How can you legally use insects in food?
From the FDA website:
“GRAS” is an acronym for the phrase Generally Recognized As Safe. Under sections 201(s) and 409 of the Federal Food, Drug, and Cosmetic Act (the Act), any substance that is intentionally added to food is a food additive, that is subject to premarket review and approval by FDA, unless the substance is generally recognized, among qualified experts, as having been adequately shown to be safe under the conditions of its intended use, or unless the use of the substance is otherwise excluded from the definition of a food additive.

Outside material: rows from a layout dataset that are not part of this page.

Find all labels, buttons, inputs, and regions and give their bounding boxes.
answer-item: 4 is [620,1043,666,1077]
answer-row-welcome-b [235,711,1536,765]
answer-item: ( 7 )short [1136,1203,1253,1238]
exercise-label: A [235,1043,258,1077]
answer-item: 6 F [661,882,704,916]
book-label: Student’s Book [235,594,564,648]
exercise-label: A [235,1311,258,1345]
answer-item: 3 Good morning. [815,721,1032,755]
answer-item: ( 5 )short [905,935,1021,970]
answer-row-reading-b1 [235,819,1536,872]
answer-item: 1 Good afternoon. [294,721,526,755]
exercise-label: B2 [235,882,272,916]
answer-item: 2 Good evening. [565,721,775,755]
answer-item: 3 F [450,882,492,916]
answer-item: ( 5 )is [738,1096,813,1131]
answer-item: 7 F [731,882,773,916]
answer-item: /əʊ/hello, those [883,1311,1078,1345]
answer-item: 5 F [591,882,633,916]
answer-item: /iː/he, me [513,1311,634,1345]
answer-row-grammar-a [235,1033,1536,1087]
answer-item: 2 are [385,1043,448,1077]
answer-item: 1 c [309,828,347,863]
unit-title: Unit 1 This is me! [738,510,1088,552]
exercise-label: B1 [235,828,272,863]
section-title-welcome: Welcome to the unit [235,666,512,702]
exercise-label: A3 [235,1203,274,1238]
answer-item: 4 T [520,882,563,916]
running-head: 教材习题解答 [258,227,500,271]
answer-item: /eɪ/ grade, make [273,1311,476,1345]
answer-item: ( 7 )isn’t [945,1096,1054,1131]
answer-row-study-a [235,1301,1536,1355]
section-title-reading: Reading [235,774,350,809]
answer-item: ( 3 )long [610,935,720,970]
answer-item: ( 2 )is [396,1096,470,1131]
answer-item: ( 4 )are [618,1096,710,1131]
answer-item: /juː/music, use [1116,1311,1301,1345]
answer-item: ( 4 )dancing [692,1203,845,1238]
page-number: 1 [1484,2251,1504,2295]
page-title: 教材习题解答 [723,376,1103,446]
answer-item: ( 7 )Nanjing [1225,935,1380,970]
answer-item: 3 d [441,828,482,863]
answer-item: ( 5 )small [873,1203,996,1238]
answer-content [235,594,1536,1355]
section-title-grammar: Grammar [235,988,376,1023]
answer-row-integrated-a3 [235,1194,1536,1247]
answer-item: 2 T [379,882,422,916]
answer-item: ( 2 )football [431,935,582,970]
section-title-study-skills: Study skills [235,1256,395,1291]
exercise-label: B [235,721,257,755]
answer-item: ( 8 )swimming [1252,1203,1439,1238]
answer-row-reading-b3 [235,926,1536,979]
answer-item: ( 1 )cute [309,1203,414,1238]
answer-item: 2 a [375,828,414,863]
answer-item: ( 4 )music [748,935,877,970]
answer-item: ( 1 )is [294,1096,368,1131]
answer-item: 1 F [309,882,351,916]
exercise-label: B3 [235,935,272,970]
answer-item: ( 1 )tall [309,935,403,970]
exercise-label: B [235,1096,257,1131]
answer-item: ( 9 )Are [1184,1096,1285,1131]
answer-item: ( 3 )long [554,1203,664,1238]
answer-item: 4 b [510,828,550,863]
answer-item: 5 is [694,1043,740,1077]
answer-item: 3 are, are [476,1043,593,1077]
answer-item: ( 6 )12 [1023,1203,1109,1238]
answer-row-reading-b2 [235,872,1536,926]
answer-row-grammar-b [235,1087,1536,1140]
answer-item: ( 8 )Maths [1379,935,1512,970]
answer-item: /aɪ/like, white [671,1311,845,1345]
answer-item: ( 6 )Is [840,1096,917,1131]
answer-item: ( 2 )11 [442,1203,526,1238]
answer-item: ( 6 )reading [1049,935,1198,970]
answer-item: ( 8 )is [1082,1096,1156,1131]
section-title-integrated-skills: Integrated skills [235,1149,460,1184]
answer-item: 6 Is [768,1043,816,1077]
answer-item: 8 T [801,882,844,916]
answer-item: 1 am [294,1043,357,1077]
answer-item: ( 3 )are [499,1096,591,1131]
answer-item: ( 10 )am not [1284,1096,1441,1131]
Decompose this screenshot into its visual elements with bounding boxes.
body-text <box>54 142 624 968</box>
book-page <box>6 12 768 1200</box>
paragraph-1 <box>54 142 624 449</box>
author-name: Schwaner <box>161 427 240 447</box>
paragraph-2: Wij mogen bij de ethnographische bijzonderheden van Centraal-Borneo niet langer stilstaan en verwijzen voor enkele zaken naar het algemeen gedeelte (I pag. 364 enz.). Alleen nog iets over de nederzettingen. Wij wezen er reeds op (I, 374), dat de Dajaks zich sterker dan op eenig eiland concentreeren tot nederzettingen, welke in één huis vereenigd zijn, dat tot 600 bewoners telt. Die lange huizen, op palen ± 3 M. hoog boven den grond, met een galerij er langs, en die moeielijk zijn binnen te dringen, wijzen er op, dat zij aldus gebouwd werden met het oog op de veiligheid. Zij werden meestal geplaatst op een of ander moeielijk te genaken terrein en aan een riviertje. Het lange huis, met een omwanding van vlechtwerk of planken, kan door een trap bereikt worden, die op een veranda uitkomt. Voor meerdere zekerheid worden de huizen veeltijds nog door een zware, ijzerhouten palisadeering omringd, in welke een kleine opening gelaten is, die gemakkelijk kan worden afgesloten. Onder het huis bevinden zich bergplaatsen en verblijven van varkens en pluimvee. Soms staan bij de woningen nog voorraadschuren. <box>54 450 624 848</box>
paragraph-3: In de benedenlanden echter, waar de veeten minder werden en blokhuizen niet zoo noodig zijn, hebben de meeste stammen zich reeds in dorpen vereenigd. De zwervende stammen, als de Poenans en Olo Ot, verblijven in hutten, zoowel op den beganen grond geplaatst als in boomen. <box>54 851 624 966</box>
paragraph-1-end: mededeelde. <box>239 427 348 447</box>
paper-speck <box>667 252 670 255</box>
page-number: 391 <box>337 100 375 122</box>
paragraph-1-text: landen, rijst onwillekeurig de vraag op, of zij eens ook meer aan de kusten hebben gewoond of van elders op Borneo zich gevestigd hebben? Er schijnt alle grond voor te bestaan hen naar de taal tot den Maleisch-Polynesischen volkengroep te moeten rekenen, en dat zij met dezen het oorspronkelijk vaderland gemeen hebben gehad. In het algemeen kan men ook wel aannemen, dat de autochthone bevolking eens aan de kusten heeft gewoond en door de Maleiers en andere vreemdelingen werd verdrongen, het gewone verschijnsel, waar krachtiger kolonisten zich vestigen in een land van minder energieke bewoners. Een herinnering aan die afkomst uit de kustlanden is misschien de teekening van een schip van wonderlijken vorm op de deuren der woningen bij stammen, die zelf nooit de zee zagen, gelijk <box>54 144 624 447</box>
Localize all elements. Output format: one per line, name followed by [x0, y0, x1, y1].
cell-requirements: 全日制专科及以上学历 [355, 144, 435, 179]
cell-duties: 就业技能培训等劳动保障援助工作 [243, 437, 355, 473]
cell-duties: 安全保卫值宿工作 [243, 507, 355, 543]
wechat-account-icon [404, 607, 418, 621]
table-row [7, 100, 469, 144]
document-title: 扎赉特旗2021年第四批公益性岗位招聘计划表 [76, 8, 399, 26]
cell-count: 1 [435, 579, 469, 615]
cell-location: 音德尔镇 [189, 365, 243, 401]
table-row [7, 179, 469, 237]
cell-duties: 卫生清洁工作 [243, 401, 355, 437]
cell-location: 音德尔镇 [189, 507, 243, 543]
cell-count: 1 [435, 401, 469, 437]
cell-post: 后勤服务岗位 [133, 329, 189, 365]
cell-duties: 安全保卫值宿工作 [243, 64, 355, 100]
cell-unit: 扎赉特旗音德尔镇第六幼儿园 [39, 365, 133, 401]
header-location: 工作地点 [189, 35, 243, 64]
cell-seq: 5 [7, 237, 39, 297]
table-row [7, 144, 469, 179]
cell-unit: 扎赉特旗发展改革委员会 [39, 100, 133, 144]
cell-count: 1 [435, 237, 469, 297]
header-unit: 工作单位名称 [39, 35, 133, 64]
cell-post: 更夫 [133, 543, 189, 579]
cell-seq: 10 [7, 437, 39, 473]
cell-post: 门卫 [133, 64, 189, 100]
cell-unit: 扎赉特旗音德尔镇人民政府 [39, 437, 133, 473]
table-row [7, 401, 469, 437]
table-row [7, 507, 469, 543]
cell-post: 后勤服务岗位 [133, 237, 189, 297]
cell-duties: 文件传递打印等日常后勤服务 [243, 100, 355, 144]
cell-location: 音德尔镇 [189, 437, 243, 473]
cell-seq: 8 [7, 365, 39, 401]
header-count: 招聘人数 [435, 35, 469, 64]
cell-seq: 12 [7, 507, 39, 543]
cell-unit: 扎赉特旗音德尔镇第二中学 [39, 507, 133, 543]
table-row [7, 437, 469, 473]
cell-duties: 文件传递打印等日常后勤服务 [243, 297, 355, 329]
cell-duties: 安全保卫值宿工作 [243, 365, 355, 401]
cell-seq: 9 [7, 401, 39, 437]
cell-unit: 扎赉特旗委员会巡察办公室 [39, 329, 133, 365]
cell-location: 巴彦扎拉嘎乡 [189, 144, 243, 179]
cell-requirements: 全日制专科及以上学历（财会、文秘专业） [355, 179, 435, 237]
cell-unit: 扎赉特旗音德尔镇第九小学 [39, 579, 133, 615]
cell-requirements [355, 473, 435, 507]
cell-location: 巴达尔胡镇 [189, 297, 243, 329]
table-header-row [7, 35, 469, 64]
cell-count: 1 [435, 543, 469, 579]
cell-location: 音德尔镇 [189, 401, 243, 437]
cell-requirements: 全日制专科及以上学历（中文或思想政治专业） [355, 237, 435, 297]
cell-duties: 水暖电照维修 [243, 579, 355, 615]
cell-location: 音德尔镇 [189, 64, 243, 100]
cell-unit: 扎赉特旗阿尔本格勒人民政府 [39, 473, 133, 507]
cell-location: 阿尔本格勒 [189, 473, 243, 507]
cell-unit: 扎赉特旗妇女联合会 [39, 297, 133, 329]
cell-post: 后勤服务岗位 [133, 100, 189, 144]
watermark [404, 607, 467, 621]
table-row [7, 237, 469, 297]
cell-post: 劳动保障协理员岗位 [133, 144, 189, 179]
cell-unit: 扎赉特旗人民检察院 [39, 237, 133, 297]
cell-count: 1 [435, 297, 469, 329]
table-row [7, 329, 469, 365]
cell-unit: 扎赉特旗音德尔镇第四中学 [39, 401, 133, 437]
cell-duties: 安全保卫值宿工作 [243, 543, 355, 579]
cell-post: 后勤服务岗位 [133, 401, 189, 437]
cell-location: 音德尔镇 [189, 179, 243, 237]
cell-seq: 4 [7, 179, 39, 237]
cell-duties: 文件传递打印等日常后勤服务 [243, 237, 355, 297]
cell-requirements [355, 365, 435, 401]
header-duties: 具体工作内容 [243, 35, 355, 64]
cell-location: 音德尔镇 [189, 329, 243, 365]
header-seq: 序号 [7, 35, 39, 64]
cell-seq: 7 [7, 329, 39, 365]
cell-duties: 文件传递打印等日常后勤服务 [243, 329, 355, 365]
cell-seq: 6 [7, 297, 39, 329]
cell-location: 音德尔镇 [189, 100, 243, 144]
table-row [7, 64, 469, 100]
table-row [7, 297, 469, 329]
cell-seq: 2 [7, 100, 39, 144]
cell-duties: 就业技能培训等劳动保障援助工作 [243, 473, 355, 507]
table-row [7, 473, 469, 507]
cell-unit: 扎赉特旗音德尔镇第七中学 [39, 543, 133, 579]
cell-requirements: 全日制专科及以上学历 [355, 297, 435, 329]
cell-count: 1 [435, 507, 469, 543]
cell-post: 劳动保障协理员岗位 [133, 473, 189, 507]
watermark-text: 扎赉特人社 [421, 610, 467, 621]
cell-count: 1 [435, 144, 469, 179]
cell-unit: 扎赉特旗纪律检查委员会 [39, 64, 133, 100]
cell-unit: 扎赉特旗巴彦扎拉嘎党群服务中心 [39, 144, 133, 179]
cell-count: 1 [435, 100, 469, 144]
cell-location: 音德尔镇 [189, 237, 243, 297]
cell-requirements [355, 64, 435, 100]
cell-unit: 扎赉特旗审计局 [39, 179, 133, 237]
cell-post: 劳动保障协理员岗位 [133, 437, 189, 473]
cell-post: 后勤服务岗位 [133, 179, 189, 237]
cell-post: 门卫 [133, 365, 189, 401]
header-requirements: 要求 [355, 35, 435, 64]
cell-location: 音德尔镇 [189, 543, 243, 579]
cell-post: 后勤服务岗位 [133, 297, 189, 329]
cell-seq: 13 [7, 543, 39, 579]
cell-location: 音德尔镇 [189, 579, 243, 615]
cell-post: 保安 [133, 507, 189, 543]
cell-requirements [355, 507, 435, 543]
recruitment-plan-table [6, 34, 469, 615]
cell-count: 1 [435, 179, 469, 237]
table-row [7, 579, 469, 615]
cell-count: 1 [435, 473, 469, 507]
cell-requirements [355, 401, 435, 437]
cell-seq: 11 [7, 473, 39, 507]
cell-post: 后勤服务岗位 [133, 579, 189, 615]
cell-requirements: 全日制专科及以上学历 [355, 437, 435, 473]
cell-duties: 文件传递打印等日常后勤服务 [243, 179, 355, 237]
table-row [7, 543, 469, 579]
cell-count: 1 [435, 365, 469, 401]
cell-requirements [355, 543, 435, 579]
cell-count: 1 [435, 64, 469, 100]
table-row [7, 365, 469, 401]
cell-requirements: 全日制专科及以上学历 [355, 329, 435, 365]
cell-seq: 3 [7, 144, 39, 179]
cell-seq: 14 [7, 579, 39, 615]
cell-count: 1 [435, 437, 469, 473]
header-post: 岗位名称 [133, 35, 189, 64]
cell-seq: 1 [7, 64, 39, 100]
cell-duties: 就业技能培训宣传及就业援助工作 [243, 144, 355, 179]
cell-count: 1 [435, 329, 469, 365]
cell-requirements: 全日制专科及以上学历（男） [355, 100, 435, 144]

The approach to legally sell insects as food is by making a GRAS determination. The legal requirements for making a GRAS determination are quite strict and can be found here http://www.fda.gov/Food/IngredientsPackagingLabeling/GRAS/
Three approaches businesses can take to make a GRAS determination:
The “common sense” approach: People have been eating insects for the past 10,000 years. 2 billion people around the world currently consume insects as part of their diet. They are already in our food coming from unavoidable defects. Here is a summary of people eating insects without ill effects. Of course they are safe.
The “I have done my homework” approach: We have assessed the safety of using insects as food. The insects are farmed for human consumption and produced using the attached HACCP plan. The product is free from hazards. Here is the most current research on the safety of using insects as food.
The “GRAS determination” approach: This approach is best executed using help from a firm that specializes in GRAS determinations. They use scientific evidence to show that they are safe. The end result is a GRAS dossier the meets the legal requirements for a GRAS determination.
The first two approaches would not pass the scrutiny of FDA review. However, because the edible insect industry is very small and that evidence is lacking showing that insects are harmful, it is unlikely that the FDA will prevent companies from producing entomophagy products.
Are insects a food allergen?
Insects are a potential allergen. Insects are very similar to other arthropods and therefore have similar protein. Research to date has not proved that insects are indeed allergens or that they are cross reactive with shellfish allergens. A costly clinical study is required to prove this. It would be interesting to test cricket flour using a shellfish ELISA (enzyme-linked immunosorbent assay) test. While the test would not be definitive it would provide information to help assess the risk from a business standpoint. That being said… insects probably are an allergen even if we can’t prove it. The recommended industry practice is to include an advisory statement such as:
ALLERGY WARNING: Contains Insects (people who are allergic to shellfish may also be allergic to insects)
What do you need to do to protect your company?
Manufacturers that use insects need to have a safety dossier available upon regulatory inspection. Even if it’s not that thorough, something is better than nothing and it shows that you have given it some thought. Follow regulations and best practices that apply to all food products. Include arguments in the dossier that support a GRAS determination. Have documentation and records showing that good, wholesome foods are being produced.
Insects are “new” to our food supply and carry some unknowns about regulation, safety and market growth. It is ultimately a business decision to determine how best to mitigate those risks and grow a new industry.